The difference between the two terms is explained in Social Security Ruling 96-5p:
The regulations describe two distinct kinds of assessments of what an individual can do despite the presence of a severe impairment(s). The first is described in 20 CFR 404.1513(b) and (c) and 416.913(b) and (c) as a "statement about what you can still do despite your impairment(s)" made by an individual's medical source and based on that source's own medical findings. This "medical source statement" is an opinion submitted by a medical source as part of a medical report. The second category of assessments is the RFC assessment described in 20 CFR 404.1545, 404.1546, 416.945, and 416.946 which is the adjudicator's ultimate finding of "what you can still do despite your limitations." Even though the adjudicator's RFC assessment may adopt the opinions in a medical source statement, they are not the same thing: A medical source statement is evidence that is submitted to SSA by an individual's medical source reflecting the source's opinion based on his or her own knowledge, while an RFC assessment is the adjudicator's ultimate finding based on a consideration of this opinion and all the other evidence in the case record about what an individual can do despite his or her impairment(s).
I recently submitted medical source statements to DDS in support of a client's disability claim.

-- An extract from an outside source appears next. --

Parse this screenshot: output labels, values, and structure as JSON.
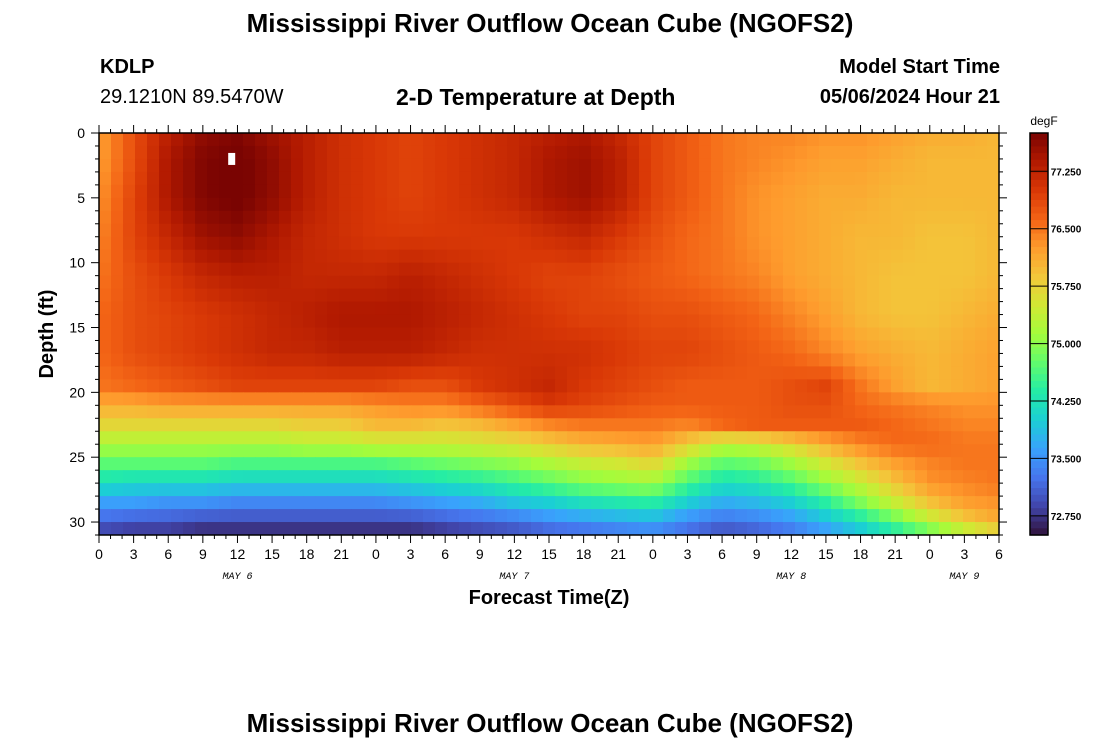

The client has very serious chronic pain due to failed back syndrome. Her doctor gave detailed medical source statements assessing very serious functional limitations, and included his opinion that: "She is unable to stand, sit or walk, or hold concentration for more than 10 minutes at a time. There is no way she can undertake an 8-hour work day."
At Maine DDS, the reviewing physician summarized the treating doctor's medical source statements and concluded:
Statements of Social Security Disability are subject to the sequential evaluation process. Such statements and the RFCs which are used in the process are reserved to the Commissioner.
Not quite.
While statements on the ultimate issue of disability are reserved to the Commissioner, the DDS doctor was absolutely wrong to conclude that the treating physician's opinion regarding his patient's functional limitations is a residual functional capacity assessment. It's not. It is a medical source statement. This is a fairly basic distinction.
The DDS doctor, due to a misunderstanding of basic Social Security rules, did not adequately consider the treating doctor's opinion, or give it the deference required by 20 C.F.R. 404.1527(d)(2).
So now this claim is awaiting a hearing. However, in my view, this claim should have been granted at Reconsideration.